Here’s some lingo for you: When an investor “goes long” on a stock, she’s betting that her investment will gain value in the future. When she “shorts” a stock, she’s doing the exact opposite—hoping, in fact, that that investment will plummet in value.
Shorting Means Borrowing.
This is less confusing than it might sound. An investor will borrow shares of a stock and then sell those shares that he doesn’t really own. He’ll keep the profit, but eventually he’ll have to buy those shares back in order to return them. So, you might borrow a share from a broker and sell it for, say, $100. Months later, after the share price has dropped, you might buy back that share for $10 in order to return it to your lender. You’d have made a $90 profit. See the logic?

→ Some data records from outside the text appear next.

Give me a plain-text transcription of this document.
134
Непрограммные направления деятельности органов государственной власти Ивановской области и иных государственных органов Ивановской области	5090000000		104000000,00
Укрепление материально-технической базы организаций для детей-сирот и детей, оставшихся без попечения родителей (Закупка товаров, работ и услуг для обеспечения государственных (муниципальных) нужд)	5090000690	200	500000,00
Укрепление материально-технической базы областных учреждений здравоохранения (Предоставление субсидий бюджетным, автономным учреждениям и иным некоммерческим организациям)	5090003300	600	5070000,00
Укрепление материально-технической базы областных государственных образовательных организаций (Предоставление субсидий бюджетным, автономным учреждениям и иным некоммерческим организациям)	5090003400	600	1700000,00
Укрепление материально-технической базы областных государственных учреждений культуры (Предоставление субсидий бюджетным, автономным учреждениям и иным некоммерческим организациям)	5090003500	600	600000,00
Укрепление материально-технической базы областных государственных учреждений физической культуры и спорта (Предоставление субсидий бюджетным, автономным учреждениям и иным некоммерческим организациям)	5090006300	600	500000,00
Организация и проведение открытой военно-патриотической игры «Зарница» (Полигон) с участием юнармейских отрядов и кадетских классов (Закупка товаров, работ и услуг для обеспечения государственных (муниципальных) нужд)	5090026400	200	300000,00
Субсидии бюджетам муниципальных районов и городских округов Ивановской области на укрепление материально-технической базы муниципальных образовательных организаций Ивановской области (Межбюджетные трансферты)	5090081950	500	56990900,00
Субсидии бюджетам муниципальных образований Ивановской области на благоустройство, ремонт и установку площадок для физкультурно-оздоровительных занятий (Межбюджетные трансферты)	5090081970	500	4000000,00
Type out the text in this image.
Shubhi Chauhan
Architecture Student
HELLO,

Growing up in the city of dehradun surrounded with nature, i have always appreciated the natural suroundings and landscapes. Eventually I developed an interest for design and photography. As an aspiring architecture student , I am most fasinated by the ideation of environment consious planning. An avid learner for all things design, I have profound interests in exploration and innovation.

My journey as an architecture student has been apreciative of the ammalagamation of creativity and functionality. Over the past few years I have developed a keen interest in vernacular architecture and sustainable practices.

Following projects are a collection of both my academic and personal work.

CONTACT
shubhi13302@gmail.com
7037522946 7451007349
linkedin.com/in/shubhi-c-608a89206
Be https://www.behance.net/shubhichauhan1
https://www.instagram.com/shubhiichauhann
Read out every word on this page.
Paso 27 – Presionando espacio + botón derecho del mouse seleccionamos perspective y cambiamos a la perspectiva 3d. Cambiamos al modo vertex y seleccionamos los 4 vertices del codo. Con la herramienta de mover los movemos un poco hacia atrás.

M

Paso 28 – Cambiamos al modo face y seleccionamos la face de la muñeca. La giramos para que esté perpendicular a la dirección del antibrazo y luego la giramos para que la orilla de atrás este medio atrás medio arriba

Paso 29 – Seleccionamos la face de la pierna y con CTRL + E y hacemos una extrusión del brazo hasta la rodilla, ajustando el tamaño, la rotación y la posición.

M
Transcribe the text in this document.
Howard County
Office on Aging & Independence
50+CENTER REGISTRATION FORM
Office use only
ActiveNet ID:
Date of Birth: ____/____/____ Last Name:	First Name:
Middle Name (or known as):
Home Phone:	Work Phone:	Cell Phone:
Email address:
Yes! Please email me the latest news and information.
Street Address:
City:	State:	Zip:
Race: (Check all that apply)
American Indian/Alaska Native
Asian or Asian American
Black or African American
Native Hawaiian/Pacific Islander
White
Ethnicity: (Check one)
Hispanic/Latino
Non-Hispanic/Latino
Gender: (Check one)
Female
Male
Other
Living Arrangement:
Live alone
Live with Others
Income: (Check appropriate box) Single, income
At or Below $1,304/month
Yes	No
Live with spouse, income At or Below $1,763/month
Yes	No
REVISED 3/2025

For the same reason, however, short-selling comes with infinite risk (after all, that stock could go up infinitely instead of decreasing as you predicted).
How Short-Selling Took Down the Bank Of England.
In 1992, hedge fund manager George Soros risked $10 billion on the theory that the British pound would drop in value. He was right, which brought him $2 billion in profit—$1 billion in just one night. This incident was later referred to as “breaking the Bank of England.”
Why Does Everyone Think It’s Evil?
Short-selling has been blamed for everything from the stock market crash of 1929 to the collapse of the seventeenth century Dutch tulip market. In 2008, the U.S. government placed restrictions on short-selling, which was seen as a factor responsible for the market volatility. The restrictions were designed to prevent short-selling from sending failing stocks into a total nosedive. Some people view short-selling as akin to rooting against the home team, since investors profit from a market collapse.
So, What About It?
Some of the biggest flack goes to the politicians who have criticized the practice of short-selling as exploitive, even while doing it themselves.
We don’t envy their positions, whether long or short.